A. Close-up view of the trametinib interactions with KSR1 (left) and KSR2 (right). The terminal acetamide group of trametinib stacks between I216 in MEK1 and A825 in KSR1 or P878 in KSR2. Distances with hydrogens included in the models of trametinib and KSR measure 2.4 Å and 3.5 Å between alpha and beta hydrogens of A825 in KSR1 and the terminal -CH3 of trametinib. In comparison, the terminal -CH3 of trametinib measures 2.2 Å and 3.1 Å from beta and gamma hydrogens of P878. Measurements are marked by black arrows. Ser222 at one end of the anti-parallel activation segments between MEK and KSR is highlighted.
B. The MEKi allosteric pocket, and activation segment displacement, between the isolated state of MEK1 bound to PD0325901 relative to the KSR1:MEK1 complex bound to trametinib. The displacement in the activation segment was measured based on movement of residue Asn221 in the isolated and KSR1-bound state of MEK1.
C. Left: distinct activation loop conformers of isolated MEK1 have been observed in complex with PD0325901 (purple; PDB ID 3VVH), TAK733 (light brown; 3PP1), selumetinib (light blue; 4U7Z), and cobimetinib (light green; 4LMN).
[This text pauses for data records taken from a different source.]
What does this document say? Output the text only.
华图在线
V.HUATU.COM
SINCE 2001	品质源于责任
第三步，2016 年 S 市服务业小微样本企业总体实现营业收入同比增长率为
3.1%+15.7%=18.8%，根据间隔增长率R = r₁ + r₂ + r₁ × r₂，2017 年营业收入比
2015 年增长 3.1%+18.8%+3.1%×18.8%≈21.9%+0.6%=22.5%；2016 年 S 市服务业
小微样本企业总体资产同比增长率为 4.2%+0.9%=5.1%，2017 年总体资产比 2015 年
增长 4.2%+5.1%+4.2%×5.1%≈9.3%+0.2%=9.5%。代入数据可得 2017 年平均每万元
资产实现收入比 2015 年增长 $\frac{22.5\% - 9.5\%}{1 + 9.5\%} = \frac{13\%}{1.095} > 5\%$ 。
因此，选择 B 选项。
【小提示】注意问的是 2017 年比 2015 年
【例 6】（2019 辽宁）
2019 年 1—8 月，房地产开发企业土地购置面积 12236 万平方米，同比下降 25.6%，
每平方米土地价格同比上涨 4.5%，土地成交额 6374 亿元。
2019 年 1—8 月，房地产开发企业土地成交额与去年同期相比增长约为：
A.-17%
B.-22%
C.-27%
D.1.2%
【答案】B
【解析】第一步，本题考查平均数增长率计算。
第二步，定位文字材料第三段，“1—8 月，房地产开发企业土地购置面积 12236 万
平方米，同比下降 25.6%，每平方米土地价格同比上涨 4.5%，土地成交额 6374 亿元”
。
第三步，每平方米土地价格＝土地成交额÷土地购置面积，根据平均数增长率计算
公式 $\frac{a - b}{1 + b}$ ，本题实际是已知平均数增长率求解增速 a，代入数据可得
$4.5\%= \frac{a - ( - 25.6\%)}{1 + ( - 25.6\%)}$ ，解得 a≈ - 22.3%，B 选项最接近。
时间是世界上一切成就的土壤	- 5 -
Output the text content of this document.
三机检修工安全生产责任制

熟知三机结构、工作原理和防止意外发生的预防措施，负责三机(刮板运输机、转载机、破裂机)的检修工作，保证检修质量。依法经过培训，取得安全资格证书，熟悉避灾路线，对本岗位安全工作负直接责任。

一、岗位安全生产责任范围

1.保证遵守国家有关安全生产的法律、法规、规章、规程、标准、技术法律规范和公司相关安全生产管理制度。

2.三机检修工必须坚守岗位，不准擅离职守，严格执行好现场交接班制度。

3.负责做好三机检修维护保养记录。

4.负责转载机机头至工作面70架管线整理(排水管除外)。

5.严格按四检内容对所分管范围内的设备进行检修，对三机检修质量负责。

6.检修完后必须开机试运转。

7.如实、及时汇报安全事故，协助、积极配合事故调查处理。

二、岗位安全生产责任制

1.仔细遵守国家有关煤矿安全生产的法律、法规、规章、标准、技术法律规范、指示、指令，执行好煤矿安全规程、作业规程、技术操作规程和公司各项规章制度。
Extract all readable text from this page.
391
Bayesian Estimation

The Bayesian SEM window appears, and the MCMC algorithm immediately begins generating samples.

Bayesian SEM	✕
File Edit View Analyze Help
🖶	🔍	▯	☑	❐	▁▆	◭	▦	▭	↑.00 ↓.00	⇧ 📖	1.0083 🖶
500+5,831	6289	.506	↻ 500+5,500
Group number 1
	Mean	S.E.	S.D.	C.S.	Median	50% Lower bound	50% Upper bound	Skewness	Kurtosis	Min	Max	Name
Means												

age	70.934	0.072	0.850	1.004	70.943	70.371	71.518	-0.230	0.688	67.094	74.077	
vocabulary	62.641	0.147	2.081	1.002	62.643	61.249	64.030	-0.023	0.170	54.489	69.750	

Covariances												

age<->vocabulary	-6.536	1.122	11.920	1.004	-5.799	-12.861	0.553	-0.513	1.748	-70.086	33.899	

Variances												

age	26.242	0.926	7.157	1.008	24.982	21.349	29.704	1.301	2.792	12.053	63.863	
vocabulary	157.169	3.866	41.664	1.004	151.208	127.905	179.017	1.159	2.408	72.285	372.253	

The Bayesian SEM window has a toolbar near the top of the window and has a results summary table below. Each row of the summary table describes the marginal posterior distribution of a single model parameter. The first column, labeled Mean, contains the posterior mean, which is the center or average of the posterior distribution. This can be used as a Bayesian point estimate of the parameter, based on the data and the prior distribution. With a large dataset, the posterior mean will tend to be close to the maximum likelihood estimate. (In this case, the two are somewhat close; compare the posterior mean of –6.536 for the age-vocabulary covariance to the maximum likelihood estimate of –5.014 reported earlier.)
Middle and Right: overlay of the KSR1:MEK1 and KSR2:MEK1 structures bound to the indicated MEKi reveal near identical activation segment conformers, with the exception of the trametinib-bound complex of KSR1:MEK1.
D. Comparison of activation loop conformations in cobimetinib-bound (left) and trametinib-bound (right) states of the KSR1:MEK1 (top) and KSR2:MEK1 (bottom) complexes. Fo-Fc omit electron density map, contoured at 2.0 σ, with a 3.0 Å cutoff, around the activation loop is shown as a blue mesh. Movement of the MEK activation loop between the two inhibitor-bound states of KSR1:MEK1 is highlighted by a red arrow. Main chain H-bonds between the anti-parallel beta strands in KSR and MEK are shown as dotted lines.
E. In the trametinib bound KSR1:MEK1 complex, a four-residue anti-parallel beta strand structure is formed between KSR1 and MEK1. In comparison, the same region forms a three-residue stretch in all other KSR1:MEK1 structures that we determined; the cobimetinib-bound complex is shown as an example for comparison. In contrast, a six-residue long anti-parallel beta strand is formed in the KSR2:MEK1 structures, irrespective of bound MEKi. The three- and four- residue long strands in KSR1:MEK1 include residues 769–771/772 for KSR1 and 222/223–225 for MEK1. The six residue long strands in KSR2:MEK1 include residues 820–825 for KSR2 and 221–226 for MEK1.